Example usage for an app already stored in git:

$ tree
|-- Procfile
|-- project.clj
`-- src
    `-- sample
        `-- core.clj

$ heroku create --stack cedar --buildpack ""

$ git push heroku master
-----> Heroku receiving push
-----> Fetching custom buildpack
-----> Leiningen 2 (Clojure) app detected
-----> Installing Leiningen
       Downloading: leiningen-2.0.0-preview3
       Writing: lein script
-----> Building with lein compile :all
       Retrieving org/clojure/clojure/1.3.0/clojure-1.3.0.pom 
       Retrieving org/sonatype/oss/oss-parent/5/oss-parent-5.pom 
       Retrieving ring/ring-jetty-adapter/1.0.0/ring-jetty-adapter-1.0.0.pom (2k)
       Retrieving ring/ring-core/1.0.0/ring-core-1.0.0.pom (2k)
-----> Discovering process types
       Procfile declares types -> web
-----> Compiled slug size is 10.0MB
-----> Launching... done, v4 deployed to Heroku

The buildpack will detect your app as Clojure if it has a project.clj file in the root. If you use the clojure-maven-plugin, the standard Java buildpack should work instead.

Process Types

When declaring process types in your Procfile, it's recommended that you specify a profile with the with-profile task in order to avoid having development dependencies or tests on the classpath. There is an empty :production profile provided, but you can specify :profiles {:production {:key "value"}} in your project.clj file if you have further configuration applicable only in production. However, it's more common to make production-specific values the default and simply override them in the :dev profile.

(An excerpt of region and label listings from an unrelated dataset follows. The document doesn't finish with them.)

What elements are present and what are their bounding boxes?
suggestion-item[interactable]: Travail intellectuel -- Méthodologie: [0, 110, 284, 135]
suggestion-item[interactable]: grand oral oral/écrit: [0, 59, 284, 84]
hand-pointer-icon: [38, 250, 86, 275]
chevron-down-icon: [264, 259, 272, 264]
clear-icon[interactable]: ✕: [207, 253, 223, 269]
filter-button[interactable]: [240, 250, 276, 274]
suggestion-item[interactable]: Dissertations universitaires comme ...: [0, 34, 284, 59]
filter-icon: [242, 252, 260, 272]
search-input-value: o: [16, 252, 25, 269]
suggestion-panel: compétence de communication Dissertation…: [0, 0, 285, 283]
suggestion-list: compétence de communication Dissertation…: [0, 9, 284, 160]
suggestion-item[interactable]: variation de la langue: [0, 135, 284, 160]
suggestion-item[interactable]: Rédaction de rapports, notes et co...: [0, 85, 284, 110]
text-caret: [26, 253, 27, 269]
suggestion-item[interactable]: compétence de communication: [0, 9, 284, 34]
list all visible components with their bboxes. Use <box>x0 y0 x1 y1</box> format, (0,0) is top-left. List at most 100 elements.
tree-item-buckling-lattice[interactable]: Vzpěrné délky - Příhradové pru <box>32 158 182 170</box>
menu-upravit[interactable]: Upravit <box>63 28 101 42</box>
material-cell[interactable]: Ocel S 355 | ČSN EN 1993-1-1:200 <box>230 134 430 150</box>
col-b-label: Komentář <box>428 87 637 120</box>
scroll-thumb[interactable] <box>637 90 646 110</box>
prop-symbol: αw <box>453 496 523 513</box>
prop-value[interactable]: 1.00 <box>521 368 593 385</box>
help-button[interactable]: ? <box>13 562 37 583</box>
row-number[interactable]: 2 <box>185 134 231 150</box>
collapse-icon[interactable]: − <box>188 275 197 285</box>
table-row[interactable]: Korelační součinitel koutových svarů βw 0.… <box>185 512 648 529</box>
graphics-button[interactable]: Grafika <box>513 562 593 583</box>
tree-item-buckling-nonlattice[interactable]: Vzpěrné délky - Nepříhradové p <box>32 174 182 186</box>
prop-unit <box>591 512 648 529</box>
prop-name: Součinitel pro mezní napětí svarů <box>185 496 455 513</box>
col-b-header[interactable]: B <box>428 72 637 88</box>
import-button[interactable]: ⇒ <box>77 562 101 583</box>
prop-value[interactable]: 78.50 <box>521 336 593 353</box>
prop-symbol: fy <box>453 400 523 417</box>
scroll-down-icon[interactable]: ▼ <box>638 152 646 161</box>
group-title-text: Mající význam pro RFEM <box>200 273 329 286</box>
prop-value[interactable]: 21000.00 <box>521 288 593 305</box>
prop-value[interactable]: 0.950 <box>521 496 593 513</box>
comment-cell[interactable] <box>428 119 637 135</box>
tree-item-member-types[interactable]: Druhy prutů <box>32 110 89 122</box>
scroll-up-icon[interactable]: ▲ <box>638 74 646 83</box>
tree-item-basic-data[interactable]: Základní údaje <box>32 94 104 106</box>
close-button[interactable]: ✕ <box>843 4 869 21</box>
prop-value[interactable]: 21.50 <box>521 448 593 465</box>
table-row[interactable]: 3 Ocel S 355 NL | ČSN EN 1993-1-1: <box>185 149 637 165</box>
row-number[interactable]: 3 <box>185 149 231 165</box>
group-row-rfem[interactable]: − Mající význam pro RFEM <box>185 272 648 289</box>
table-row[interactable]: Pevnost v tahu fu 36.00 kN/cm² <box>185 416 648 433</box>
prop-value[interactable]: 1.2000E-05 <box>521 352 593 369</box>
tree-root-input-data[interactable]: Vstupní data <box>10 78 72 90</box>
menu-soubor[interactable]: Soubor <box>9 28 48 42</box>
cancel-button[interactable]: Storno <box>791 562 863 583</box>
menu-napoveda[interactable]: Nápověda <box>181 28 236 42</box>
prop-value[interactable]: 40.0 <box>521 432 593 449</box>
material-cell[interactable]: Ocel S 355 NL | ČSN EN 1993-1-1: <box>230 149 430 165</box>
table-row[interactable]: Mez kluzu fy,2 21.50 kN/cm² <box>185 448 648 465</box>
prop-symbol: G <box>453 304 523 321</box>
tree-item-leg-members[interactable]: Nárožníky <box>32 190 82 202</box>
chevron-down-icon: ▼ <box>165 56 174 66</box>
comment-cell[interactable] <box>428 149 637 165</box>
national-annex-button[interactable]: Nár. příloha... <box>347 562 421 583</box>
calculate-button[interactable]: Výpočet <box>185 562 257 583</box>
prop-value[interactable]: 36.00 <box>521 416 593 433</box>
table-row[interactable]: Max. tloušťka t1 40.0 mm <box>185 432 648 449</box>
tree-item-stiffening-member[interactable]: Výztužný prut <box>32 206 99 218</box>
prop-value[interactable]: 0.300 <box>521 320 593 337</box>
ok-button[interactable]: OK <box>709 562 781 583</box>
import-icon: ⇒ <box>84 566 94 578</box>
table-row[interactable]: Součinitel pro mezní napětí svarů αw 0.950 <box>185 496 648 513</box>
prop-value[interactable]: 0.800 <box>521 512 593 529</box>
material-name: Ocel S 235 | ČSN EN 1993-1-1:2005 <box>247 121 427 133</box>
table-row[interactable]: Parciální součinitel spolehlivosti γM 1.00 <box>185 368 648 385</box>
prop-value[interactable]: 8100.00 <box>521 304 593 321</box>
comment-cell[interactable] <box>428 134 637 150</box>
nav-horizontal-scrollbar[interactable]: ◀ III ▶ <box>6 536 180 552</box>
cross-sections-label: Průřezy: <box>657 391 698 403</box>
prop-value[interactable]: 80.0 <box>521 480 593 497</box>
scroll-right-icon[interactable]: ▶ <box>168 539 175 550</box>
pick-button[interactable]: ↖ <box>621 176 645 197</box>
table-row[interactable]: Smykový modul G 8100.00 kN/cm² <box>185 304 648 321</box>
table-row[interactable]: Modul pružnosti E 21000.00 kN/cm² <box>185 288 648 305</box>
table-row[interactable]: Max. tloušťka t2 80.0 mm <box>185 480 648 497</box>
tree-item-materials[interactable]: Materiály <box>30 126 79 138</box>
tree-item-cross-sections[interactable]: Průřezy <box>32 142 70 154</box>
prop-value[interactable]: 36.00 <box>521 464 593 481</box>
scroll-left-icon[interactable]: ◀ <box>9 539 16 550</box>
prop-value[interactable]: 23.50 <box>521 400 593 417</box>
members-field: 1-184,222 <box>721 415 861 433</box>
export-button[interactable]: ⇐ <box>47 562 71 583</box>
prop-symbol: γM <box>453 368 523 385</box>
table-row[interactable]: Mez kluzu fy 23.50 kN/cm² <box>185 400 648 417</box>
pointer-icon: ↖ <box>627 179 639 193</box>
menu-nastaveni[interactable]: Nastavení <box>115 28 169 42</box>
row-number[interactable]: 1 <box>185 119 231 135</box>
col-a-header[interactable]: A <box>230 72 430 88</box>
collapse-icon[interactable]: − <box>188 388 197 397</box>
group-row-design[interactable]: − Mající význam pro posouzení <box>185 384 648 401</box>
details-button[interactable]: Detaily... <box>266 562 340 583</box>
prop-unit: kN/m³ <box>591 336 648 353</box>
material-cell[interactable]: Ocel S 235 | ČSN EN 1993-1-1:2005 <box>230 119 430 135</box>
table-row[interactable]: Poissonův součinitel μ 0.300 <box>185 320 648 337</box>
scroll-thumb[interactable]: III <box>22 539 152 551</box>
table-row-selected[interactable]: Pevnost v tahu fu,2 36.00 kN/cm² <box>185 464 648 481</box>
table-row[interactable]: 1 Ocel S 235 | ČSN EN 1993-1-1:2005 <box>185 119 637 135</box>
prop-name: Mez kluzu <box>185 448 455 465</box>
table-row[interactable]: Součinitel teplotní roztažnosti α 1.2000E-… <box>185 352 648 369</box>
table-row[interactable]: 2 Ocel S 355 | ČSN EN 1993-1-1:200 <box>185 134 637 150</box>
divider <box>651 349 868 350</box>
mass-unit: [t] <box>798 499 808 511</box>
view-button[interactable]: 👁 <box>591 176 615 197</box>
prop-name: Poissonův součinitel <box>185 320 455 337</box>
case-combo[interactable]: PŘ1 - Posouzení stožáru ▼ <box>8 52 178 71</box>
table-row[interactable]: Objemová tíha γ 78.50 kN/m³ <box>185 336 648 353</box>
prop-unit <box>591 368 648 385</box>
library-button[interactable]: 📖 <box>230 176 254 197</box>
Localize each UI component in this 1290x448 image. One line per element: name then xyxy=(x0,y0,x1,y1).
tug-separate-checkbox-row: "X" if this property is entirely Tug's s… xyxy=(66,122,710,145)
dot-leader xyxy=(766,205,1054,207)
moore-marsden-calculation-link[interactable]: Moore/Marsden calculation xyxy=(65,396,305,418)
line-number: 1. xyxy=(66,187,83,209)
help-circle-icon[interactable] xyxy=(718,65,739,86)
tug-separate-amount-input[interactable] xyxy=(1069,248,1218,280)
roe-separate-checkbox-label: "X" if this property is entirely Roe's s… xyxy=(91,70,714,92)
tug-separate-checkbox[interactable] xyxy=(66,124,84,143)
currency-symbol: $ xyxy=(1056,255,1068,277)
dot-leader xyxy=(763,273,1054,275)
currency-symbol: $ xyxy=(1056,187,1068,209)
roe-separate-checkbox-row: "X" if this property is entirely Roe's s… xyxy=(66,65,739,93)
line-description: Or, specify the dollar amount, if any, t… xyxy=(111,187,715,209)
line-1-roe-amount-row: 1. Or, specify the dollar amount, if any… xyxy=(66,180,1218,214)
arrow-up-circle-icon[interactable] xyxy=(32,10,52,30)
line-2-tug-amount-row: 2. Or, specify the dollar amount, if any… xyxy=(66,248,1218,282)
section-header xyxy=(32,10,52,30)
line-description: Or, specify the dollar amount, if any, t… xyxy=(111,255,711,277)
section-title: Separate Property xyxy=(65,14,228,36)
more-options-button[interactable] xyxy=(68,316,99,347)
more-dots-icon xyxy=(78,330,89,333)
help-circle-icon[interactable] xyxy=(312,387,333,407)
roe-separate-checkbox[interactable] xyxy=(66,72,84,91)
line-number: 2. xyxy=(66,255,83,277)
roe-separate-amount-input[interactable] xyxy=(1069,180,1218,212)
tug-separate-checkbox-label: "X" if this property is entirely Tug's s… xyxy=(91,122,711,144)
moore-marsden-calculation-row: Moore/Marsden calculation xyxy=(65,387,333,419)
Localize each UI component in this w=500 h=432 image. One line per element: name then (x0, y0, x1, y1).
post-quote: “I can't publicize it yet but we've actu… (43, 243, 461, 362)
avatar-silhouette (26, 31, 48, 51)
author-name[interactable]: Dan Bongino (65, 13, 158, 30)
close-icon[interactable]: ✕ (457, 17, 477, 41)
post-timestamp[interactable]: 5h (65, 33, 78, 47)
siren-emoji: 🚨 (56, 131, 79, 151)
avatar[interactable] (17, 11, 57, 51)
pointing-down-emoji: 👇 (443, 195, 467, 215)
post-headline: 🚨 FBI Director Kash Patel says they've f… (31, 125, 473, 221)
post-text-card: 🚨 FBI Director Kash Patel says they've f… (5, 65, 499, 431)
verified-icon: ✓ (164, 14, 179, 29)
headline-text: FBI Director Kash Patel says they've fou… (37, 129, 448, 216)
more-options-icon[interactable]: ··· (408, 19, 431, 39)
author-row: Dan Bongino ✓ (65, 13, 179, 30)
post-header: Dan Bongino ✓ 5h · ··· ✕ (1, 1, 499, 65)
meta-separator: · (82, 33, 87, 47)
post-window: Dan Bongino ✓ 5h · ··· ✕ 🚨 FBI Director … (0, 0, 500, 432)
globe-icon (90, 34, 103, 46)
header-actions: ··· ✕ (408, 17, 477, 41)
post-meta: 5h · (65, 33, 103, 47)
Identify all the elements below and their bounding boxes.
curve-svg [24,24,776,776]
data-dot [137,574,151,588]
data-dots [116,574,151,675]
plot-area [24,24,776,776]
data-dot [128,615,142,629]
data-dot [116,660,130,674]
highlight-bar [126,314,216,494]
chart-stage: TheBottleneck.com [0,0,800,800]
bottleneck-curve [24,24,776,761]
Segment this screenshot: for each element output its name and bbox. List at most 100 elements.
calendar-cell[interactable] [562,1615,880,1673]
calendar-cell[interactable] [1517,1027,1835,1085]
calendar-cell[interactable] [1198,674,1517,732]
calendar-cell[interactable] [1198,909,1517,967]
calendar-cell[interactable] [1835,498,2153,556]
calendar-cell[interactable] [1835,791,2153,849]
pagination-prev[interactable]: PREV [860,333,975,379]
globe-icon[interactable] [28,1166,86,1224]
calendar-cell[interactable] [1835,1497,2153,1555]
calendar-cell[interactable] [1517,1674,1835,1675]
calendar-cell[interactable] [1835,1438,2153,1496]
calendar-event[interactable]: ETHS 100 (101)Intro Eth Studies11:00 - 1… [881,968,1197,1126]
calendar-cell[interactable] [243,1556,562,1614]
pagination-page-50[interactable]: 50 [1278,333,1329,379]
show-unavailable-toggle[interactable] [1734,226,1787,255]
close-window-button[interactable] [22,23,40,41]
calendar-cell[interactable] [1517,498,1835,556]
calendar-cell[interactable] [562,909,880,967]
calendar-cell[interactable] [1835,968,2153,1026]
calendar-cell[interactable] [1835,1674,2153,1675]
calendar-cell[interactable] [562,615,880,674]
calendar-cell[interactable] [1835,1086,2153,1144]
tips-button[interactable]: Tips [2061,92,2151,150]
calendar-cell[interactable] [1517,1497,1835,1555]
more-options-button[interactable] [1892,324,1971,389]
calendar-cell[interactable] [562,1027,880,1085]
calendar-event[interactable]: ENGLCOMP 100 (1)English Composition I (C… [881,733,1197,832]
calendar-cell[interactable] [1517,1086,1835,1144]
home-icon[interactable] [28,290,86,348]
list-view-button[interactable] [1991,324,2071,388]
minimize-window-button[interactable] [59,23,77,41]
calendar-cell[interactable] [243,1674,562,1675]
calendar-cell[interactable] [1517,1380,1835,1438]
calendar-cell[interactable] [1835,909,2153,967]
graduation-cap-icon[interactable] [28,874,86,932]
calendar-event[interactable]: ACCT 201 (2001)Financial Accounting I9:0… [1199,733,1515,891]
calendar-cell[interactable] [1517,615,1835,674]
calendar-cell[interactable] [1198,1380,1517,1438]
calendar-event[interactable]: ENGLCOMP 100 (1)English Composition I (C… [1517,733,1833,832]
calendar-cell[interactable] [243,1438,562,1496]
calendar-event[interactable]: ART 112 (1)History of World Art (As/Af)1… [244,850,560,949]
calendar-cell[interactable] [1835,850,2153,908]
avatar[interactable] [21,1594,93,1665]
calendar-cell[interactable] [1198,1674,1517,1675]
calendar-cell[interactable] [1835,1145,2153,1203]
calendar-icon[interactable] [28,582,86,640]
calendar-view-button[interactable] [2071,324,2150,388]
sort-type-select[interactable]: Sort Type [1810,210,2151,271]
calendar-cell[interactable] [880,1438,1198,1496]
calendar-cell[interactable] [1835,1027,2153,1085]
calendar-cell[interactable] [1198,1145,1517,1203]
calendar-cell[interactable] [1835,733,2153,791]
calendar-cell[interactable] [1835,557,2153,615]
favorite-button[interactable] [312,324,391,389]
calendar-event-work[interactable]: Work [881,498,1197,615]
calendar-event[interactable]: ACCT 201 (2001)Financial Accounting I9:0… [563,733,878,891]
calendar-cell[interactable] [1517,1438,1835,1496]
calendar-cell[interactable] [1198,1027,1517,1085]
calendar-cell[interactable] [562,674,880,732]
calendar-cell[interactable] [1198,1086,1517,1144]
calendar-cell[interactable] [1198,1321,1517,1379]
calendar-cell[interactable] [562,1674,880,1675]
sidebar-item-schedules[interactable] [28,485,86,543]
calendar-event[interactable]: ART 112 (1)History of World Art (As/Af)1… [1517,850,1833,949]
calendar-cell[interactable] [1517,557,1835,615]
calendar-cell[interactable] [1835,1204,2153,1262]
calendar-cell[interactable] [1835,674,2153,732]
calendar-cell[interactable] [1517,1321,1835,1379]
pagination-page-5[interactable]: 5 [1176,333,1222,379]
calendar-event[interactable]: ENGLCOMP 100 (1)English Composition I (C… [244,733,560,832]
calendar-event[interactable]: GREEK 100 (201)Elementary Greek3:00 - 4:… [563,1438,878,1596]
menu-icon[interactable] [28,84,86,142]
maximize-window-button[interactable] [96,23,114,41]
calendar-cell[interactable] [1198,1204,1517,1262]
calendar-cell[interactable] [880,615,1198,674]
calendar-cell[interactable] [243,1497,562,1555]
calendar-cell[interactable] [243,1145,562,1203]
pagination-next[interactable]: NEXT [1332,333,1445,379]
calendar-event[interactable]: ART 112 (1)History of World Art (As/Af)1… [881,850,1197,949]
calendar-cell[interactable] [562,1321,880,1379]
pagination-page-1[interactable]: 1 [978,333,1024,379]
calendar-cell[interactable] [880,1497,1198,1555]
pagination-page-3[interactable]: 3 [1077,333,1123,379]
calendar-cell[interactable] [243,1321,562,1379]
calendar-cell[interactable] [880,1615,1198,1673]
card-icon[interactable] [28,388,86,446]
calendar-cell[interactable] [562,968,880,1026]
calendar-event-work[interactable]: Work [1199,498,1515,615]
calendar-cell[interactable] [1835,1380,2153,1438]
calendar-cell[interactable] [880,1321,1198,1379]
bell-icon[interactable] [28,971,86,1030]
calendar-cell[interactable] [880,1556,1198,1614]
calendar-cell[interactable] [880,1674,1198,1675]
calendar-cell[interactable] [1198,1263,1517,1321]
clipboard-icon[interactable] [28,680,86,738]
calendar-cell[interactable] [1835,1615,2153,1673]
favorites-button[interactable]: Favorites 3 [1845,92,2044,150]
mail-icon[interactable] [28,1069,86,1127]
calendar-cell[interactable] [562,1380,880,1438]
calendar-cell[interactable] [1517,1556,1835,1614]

It's also helpful to reduce memory consumption by using the trampoline task. This will cause Leiningen to calculate the classpath and code to run for your project, then exit and execute your project's JVM, avoiding runtime overhead:

web: lein with-profile production trampoline run -m myapp.web


Apps will be built with lein with-profile production compile :all by default. To specify a different build, (for example, precompiling assets or avoiding AOT compilation or run shell commands after a Leiningen task) check an executable bin/build script into your repository and it will be run instead.

If you have dependencies which are not available in any public repositories, try using the s3-wagon-private plugin to store them on S3.

The build process will not have access to your app's config environment variables unless you enable user_env_compile using heroku labs:enable user_env_compile. This is required for credentials if you use a private repository for dependencies.


To change this buildpack, fork it on GitHub. Push up changes to your fork, then create a test app with --buildpack YOUR_GITHUB_URL and push to it. If you already have an existing app you may use heroku config:add BUILDPACK_URL=YOUR_GITHUB_URL instead.

For example, you could adapt it to generate an uberjar at build time.

Open bin/compile in your editor, and replace the block labeled "fetch deps with lein" with something like this:

echo "-----> Generating uberjar with Leiningen:"
echo "       Running: LEIN_NO_DEV=y lein uberjar"
PATH=.lein/bin:/usr/local/bin:/usr/bin:/bin JAVA_OPTS="-Xmx500m -Duser.home=$BUILD_DIR" lein with-profile production uberjar 2>&1 | sed -u 's/^/       /'
if [ "${PIPESTATUS[*]}" != "0 0" ]; then
  echo " !     Failed to create uberjar with Leiningen"
  exit 1

Commit and push the changes to your buildpack to your GitHub fork, then push your sample app to Heroku to test. You should see:

-----> Generating uberjar with Leiningen:


To see what the buildpack has produced, do heroku run bash and you will be logged into an environment with your compiled app available. From there you can explore the filesystem and run lein commands.

You can also use Mason to test the buildpack locally without having to push with git.